Now what’s the name of that logical fallacy again? Whatever it’s called, it is dishonest and just not valid to say that because person X makes a statement or raises a question that the claim is automatically discredited, or obviously a lie. The fact is, too, that nobody offers proof of the statement that Hillary (or Blumenthal) started the controversy, or that they were the first to ask the obvious questions about the birth of a presidential candidate.

Those who’ve read this blog know that while I didn’t write much on the ‘birther’ issue I expressed my disgust with the very vociferous ‘anti-birthers’ who acted as ”concern trolls” whenever people posted blog pieces or forum topics on the birth controversy. If those antis had had their way, nobody would have been allowed to discuss it, lest ”we look ridiculous to the left”. “You’ll make us a laughingstock; we’ll lose the election if you don’t shut up!” Such was the tenor of their ‘arguments.’ Sad. More than sad.

Does the Truth matter to more than a handful of people on this planet anymore?

I do remember that during the 2008 election the birth issue was raised by a number of bloggers, one being a blogger known as Dr. Kate. There were a number of others. A lot of scholarship and investigation went into the question on the part of some people, whose efforts are now being repudiated.

The only reason, as far as I can see, that the GOP establishment did not take up the hue and cry is political correctness. Then, as now, they were running scared from the ‘r-word’, just as I knew they would. They refused to touch the issue, while Hillary felt more free to exploit the obvious doubts, being more protected by the media and her constituency. That does not mean she invented ‘birtherism.’

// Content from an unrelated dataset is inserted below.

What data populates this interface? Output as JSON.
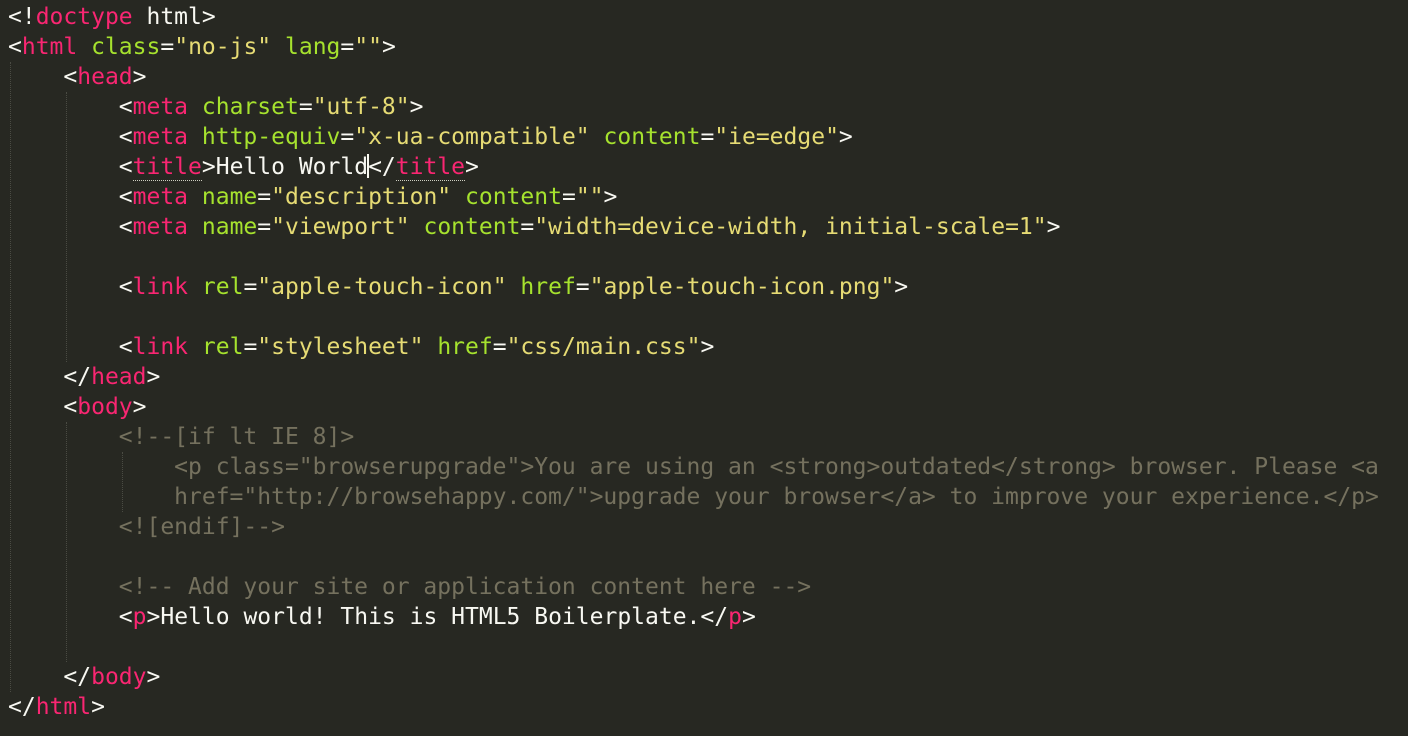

It is by no means self-evident to me that Hillary started it all with a big lie as most are happy to accept. I need to have that proven to me, but then again there will be few people who will touch the subject now. Nobody likes being smeared as a ‘conspiracy kook’, a ‘birther’ (why should that be a slur, anyway) or a ‘Sperg.’  I really hate that last childish insult. It’s a low kind of ad hominem aimed, I guess, at people who are deemed too ‘nitpicky’, what the Freudian idelogues call ‘anal.’ So you see, standards and rules are important only to people with Aspergers, or autistic people, or ‘anal’ people. Thank you, social “sciences”, for creating new labels to discredit differing opinions and the personalities of those who hold unpopular opinions.

I know that the younger ‘rightists’ say that the Constitution has become an idol and that we need to get over our obsession with the Constitution — but that’s much like what C.S. Lewis warned about when he said that each age paradoxically argues against the very things that are all but defeated and extinct. For example, a libertine and licentious age rails against ‘puritanism’ and ‘prudery’, as is happening now, things which most know full well are on life support. The antis just want to make sure that the old standards are good and dead, and in no danger of resurrection. They are determined to put a stake in the heart of anything traditional lest it recover and spoil their party.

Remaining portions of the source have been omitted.